İsmet ve Selim voltranı oluşturan varlıklardır. Ülkemizin herşeye rağmen bir şansı var ise birinin İstanbulda birinin Eskişehirde ikamet etmesidir. İşte yol boyunca Ömerle benim karşılaşacağımız süprizler silsilesi bu şekilde başlamış oldu.
Ben Ömerle beraber lastiği değiştirirken ne İsmetin nede Selimin başımızda durarak bize iş tarif etmemeleri iyiye işaret değildi aslında. Sezgilerimde yanılmadığımı lastiği değiştirdikten sonra fark ettim.
Selim ve İsmet nerden bulduklarını bilmediğim piknik tüpünün üzerine yine nerden bulduklarını bilmediğim demliği koymuşlar sohbet ediyorlardı.
Ömer sinirle
- Bu bozkır soğuğunda hadi bozkırı soğuğu falan geçtim bu yolun kenarında yapılacak en şahane iş piknik tüpü çıkarıp çay demlemektir zaten. Lan oğlum bak zaten sinirliyim kan ter içinde kaldım. Amacınız ne oğlum sizin bu dünyaya ne diye gönderildiğinizi bi söylesenize Allah aşkına.
İsmetin bu soruya verdiği tepki ince belli bir bardağa çay doldurup Ömere uzatmak oldu.
Elbette Ömerde bende ikisinin yanına oturup çay içmeye başladık.
Ömer içimizde istediklerine hayallerine maddi manevi en çok ulaşmış olandı Ve tabiki tek evli olan. En düzgünümüzün dahi aslında içten içe bir toplum düşmanı olmasının en basit göstergesiydi duble yolun kenarında piknik tüpüyle çay demleyip içmek.

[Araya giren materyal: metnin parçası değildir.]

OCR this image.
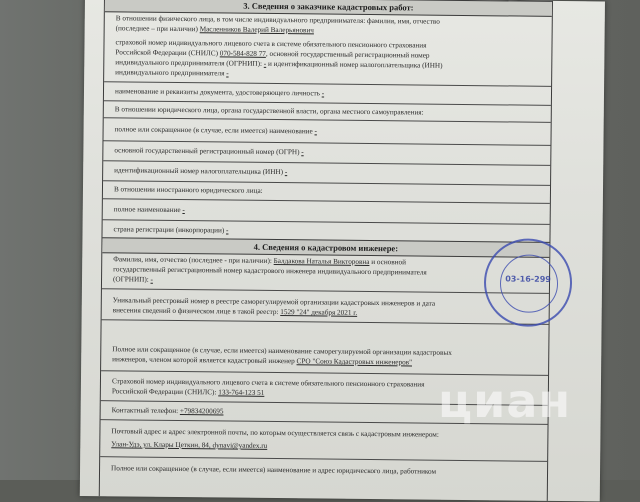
3. Сведения о заказчике кадастровых работ:
В отношении физического лица, в том числе индивидуального предпринимателя: фамилия, имя, отчество
(последнее – при наличии) Масленников Валерий Валерьянович
страховой номер индивидуального лицевого счета в системе обязательного пенсионного страхования
Российской Федерации (СНИЛС) 070-584-828 77, основной государственный регистрационный номер
индивидуального предпринимателя (ОГРНИП): - и идентификационный номер налогоплательщика (ИНН)
индивидуального предпринимателя -
наименование и реквизиты документа, удостоверяющего личность -
В отношении юридического лица, органа государственной власти, органа местного самоуправления:
полное или сокращенное (в случае, если имеется) наименование -
основной государственный регистрационный номер (ОГРН) -
идентификационный номер налогоплательщика (ИНН) -
В отношении иностранного юридического лица:
полное наименование -
страна регистрации (инкорпорации) -
4. Сведения о кадастровом инженере:
Фамилия, имя, отчество (последнее - при наличии): Балдакова Наталья Викторовна и основной
государственный регистрационный номер кадастрового инженера индивидуального предпринимателя
(ОГРНИП): -
Уникальный реестровый номер в реестре саморегулируемой организации кадастровых инженеров и дата
внесения сведений о физическом лице в такой реестр: 1529 "24" декабря 2021 г.
Полное или сокращенное (в случае, если имеется) наименование саморегулируемой организации кадастровых
инженеров, членом которой является кадастровый инженер СРО "Союз Кадастровых инженеров"
Страховой номер индивидуального лицевого счета в системе обязательного пенсионного страхования
Российской Федерации (СНИЛС): 133-764-123 51
Контактный телефон: +79834200695
Почтовый адрес и адрес электронной почты, по которым осуществляется связь с кадастровым инженером:
Улан-Удэ, ул. Клары Цеткин, 84, dynavi@yandex.ru
Полное или сокращенное (в случае, если имеется) наименование и адрес юридического лица, работником
03-16-299
циан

İsmet sigarasını yakıp hepimize birer tane uzattıktan sonra. Uzaklara dalarak
- Abi şu yolları az çok arşınladık hepinizle de bir yol hikayemiz var. Şimdi size bir soru sorucam adam gibi cevaplayın heyecan nasıl biter. Yani heyecanın bitmesi nedir arkadaş bu heyecan denen şeyin sevgi ile ne alakası var yada aşkla. Ne yani sevişince geçen birşey mi bu. O zaman bu aşk değil ki yada sevgi sadece tenin isteği. Öyleydi madem fuck buddy olaydık. Duygularla oynamak niye kolay bu kadar. Varya sadece gidesim var sürekli tırcı olmayı bile düşünüyorum misal tırcı olsam gidilecek en uzak yeri seçerdim iş yapmak için ne kadar uzak olursa o kadar güzel.
Selim keyifsiz bir halde
- Aylardır bu mevzu hayır ne Yaseminmiş arkadaş. Bıktım artık yolda olan yolda kalır tırcı olacakmış bide ne kadar dayanır sizce bu tırcılığa. Hem dayansa ne olur kim buna iş verir bu adam İstanbul İzmit arasını canı istese iki günde alır bilmiyoruz sanki keyfimi kacırdı zaten.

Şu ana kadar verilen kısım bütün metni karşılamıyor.